オバマに対する反発の根源にある人種差別を避けたら、問題は解決しない

2009年10月26日(月)16時02分
レーナ・ケリー

独裁者? オバマの医療保険改革に反対するプラカード(8月17日、テキサス州ダラス) Jessica Rinaldi-Reuters

 この際はっきりさせておこう。バラク・オバマ米大統領への反発には、アフリカ系アメリカ人を元首に選んだことへの激しい怒りが含まれている。私は人種問題に付きものの婉曲表現にはウンザリ。だから遠回しな言い方はしない。

 私が人種カードを使っているって? ではまずこのお決まりの批判に答えよう。人種は政治ゲームの切り札ではない。奴隷制度、南北戦争、人種隔離政策、暗殺、無数の暴動......すねに傷を持つこの国は、明らかに人種によって分断されている。それをごまかすのは世間知らずで不誠実な行為だ。

 オバマの狩猟許可証を買おうとジョークを言った共和党のアイダホ州知事候補レックス・ラメルや、大統領夫人ミシェルの祖先は檻を抜け出したゴリラだと発言したサウスカロライナ州の共和党活動家、ラスティー・デパスは明らかに人種差別主義者だ。

 各地でオバマへの抗議活動を行った米保守派支持組織「ティー・パーティー・エキスプレス」を率いるマーク・ウィリアムズはCNNで、「労働者階級」が「自分たち」の国を、合法的に選ばれた大統領から取り戻すのだと発言した。彼はオバマの政策に抗議しているだけではなく、白人男性以外でもアメリカで最強の地位に就けるという事実に不満を訴えている。

 反オバマ派がすべて人種差別主義者だとは思わない。だが人種差別主義者は確かに存在する。彼らは黒人の大統領を快く思わない。

 とはいえ、こうした事態は予想できたはずだ。オバマのような人物が大統領になれば、余波は必ずある。人種間の枠組みを変化させるような出来事があれば、反動は避けられない。公立学校での人種隔離を最高裁判所が違憲とした1954年の「ブラウン対教育委員会」裁判判決に、まだ納得していない者がいるくらいだ。

腰が引けた主要メディア

 この国では何百年間も、黒い肌は「~未満」「~ほど良くない」「~から分離する」という特異な意味を持ってきた(ことさら「~と等しい」という意味を強調する場合もあるが)。

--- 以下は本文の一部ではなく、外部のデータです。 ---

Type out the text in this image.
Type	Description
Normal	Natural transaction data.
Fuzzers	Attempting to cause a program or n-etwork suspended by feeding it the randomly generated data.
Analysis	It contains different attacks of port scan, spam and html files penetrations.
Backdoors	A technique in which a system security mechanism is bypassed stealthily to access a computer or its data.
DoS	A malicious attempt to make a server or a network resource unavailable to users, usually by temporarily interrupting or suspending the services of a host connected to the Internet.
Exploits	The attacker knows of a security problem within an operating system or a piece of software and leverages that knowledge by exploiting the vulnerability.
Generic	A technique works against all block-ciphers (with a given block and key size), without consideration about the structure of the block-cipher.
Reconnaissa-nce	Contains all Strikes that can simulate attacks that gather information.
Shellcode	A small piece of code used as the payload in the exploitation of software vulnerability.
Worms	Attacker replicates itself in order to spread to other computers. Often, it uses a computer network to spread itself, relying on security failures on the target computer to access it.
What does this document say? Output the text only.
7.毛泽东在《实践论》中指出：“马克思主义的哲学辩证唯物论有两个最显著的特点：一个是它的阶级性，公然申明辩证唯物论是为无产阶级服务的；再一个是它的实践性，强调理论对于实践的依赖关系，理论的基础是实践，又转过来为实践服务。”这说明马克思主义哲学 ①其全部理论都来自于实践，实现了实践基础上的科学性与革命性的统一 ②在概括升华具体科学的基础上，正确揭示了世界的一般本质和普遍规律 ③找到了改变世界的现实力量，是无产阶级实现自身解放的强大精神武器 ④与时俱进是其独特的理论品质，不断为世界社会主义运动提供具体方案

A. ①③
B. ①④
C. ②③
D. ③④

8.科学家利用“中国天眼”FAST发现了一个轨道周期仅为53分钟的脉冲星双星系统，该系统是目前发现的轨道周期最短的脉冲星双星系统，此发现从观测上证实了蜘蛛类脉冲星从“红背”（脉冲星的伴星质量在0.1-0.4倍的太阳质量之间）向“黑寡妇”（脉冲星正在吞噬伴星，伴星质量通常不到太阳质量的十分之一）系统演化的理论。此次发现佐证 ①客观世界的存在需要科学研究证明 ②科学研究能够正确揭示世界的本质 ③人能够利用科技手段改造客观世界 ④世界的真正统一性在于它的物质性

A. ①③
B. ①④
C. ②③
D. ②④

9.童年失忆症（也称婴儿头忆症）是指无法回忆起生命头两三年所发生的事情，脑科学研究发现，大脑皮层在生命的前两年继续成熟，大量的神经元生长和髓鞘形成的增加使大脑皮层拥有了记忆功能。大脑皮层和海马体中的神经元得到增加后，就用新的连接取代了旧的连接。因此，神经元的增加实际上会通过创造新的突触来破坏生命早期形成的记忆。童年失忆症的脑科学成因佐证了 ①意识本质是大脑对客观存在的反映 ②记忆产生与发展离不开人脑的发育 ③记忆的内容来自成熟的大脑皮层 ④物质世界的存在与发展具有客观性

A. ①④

 ダンスや歌、バスケットボール以外の分野で黒人が他の人種より「優れている」と表現されることはまずない。だから「優越性」を象徴するオバマは、黒人を体毛のないゴリラだと見なす人々にとって脅威に感じられるのだろう。

 「主要メディア」がオバマ攻撃に含まれる人種差別的要素について唐突に報じ始めたとき、私は少し腹が立った。

 9月13日付のニューヨーク・タイムズ紙で、モーリーン・ダウドはコラムにこう書いている。「長い間認めたくなかった。初の黒人大統領を他人、外国人、社会主義者、マルキシスト、人種差別主義者、共産党員、ナチス、安楽死の名の下に老人を切り捨てる不届き者、テレビ演説で子供を洗脳するヘビ──に仕立て上げようとしたこの夏の半狂乱の裏には、人種差別的な要素が多分にあったと」

 ダウドは少なくともそれを認めたが、オバマがルイジアナ州で不人気な理由を解説した同紙の別の記事は、人種要因を巧みに避けていた。政治ニュースサイトの「ポリティコ」が、オバマ批判の急先鋒になっているサウスカロライナ州について書いたコラムで人種問題に言及したのは20段落目だ。